There are several reasons why team-based hiring works, some objective and some subjective. To illustrate the objective, let’s compare two managers named Bob and Alice (no relation to previously discussed Bobs and Alices). Both managers have existing teams of 5 people and need to add a sixth member. And let’s assume that each hour invested in hiring yields at least 1 lead with a 10% chance of converting the lead to an employee (this is not always accurate, but in general more time == more leads).

Bob works hard on hiring. Somehow he manages to devote 10 hours a week to hiring (in reality, it’s unlikely any manager will actually invest that much time consistently). He focuses hard on recruiting, hard on interviewing, and hard on selling. He manages to transform his 10 hours a week into a pipeline of 10 leads with 1 promising candidate – a relatively good ratio of candidates to leads in my experience. Yay Bob!

Alice also works hard on hiring, but in a different way. She only devotes 5 hours a week to hiring, but as part of that 5 hours spends 2 hours of that making sure the rest of her team is involved heavily in the recruiting and interviewing. Each of her team members spends 2 hours a week focused on hiring (5% of their time). Alice looks inefficient but counting her entire team she has spent a total of 15 hours on hiring (including 2 hours of overhead). And she has distributed recruiting among her 5 team members. As a result, Alice is able to transform her 15 hours a week into a pipeline of 23 leads (4 leads per employee, + 3 for Alice’s productive time). This leads to 2.3 promising candidates – which is an amazing return on Alice’s 5 hours. Alice wins!

But that’s the objective advantage and it is outweighed by the subjective advantages. If you approach hiring as a team sport you do the following:

  1. Everyone on your team acts as a recruiter to grow your pipeline, the most important thing to get up and running early when hiring.
  2. Everyone on your team will help sell a new candidate since they were involved in defining what’s needed and recruiting.
  3. New employees will be excited because they see a team, rather than a manager, that is excited.
  4. Everyone on your team feels invested in the new hire, and so will work harder to help them succeed when they start.

Those advantages pay off during recruiting, pay off during interviewing and hiring, and really shine as you incorporate your new employee.

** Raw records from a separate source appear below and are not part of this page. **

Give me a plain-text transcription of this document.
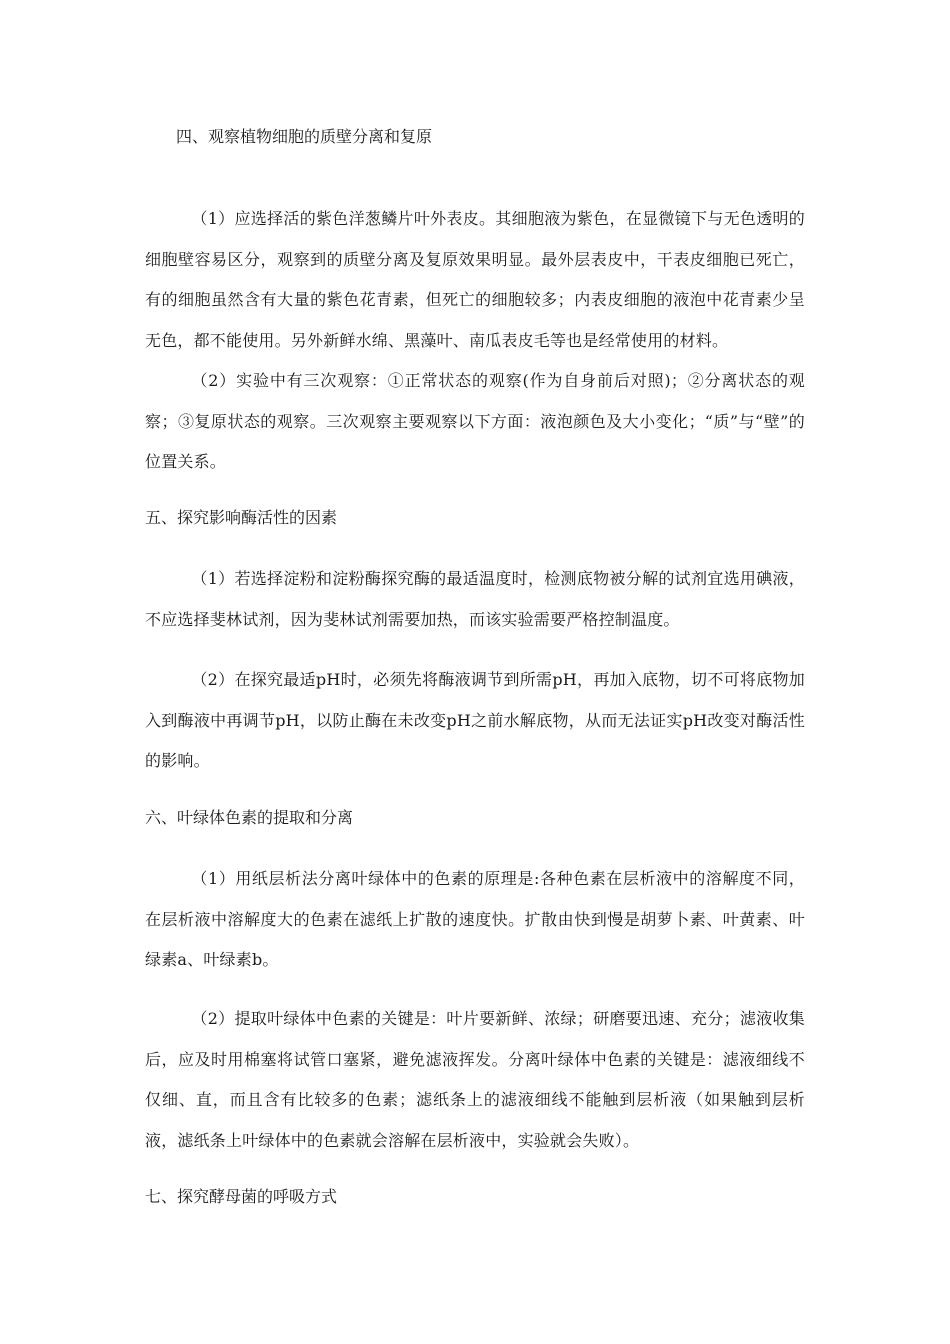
四、观察植物细胞的质壁分离和复原
（1）应选择活的紫色洋葱鳞片叶外表皮。其细胞液为紫色，在显微镜下与无色透明的细胞壁容易区分，观察到的质壁分离及复原效果明显。最外层表皮中，干表皮细胞已死亡，有的细胞虽然含有大量的紫色花青素，但死亡的细胞较多；内表皮细胞的液泡中花青素少呈无色，都不能使用。另外新鲜水绵、黑藻叶、南瓜表皮毛等也是经常使用的材料。
（2）实验中有三次观察：①正常状态的观察(作为自身前后对照)；②分离状态的观察；③复原状态的观察。三次观察主要观察以下方面：液泡颜色及大小变化；“质”与“壁”的位置关系。
五、探究影响酶活性的因素
（1）若选择淀粉和淀粉酶探究酶的最适温度时，检测底物被分解的试剂宜选用碘液，不应选择斐林试剂，因为斐林试剂需要加热，而该实验需要严格控制温度。
（2）在探究最适pH时，必须先将酶液调节到所需pH，再加入底物，切不可将底物加入到酶液中再调节pH，以防止酶在未改变pH之前水解底物，从而无法证实pH改变对酶活性的影响。
六、叶绿体色素的提取和分离
（1）用纸层析法分离叶绿体中的色素的原理是:各种色素在层析液中的溶解度不同，在层析液中溶解度大的色素在滤纸上扩散的速度快。扩散由快到慢是胡萝卜素、叶黄素、叶绿素a、叶绿素b。
（2）提取叶绿体中色素的关键是：叶片要新鲜、浓绿；研磨要迅速、充分；滤液收集后，应及时用棉塞将试管口塞紧，避免滤液挥发。分离叶绿体中色素的关键是：滤液细线不仅细、直，而且含有比较多的色素；滤纸条上的滤液细线不能触到层析液（如果触到层析液，滤纸条上叶绿体中的色素就会溶解在层析液中，实验就会失败）。
七、探究酵母菌的呼吸方式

Hiring is like cycling, except the advantages to team hiring are way greater than the 15% efficiency that team-cycling brings the team captain. And the best way to implement Team Hiring is to already run a Naked Team and use those philosophies to Grow the Naked Team.

How To Do It

OK, enough philosophical bullshit on why Growing Naked Teams works – how do you actually do it? Well… I’ll post that tomorrow but I’ll give you a hint now. Here are the 7 steps I follow:

  1. Know What You Want
  2. Draw a Map
  3. Install a Pacemaker
  4. Make Everyone Play
  5. Spoil Your Rejects
  6. Tease Your Candidates
  7. Run Past The Finish

(to be continued tomorrow…)

– Art

I’m attempting (maybe) to run the NYC Marathon on November 4th for Team Continuum. Click here to donate.

(1) Actually, don’t look it up. It’s not true. But you already knew that.

(2) Since several readers of this blog are cyclists, you guys already know this. But most American’s do not bike regularly, and have never watched or been in a professional bike race.

(3) It always amazes me that cycling continues as a team sport given that the media and public lionize only the winner – it’s a testament to how much the efficiency gains really matter. But watch what the “winning” rider talks about when they are doing post-win interviews; almost universally they talk about the team effort because they realize they wouldn’t be where they are without the team. As a manager, don’t forget this either.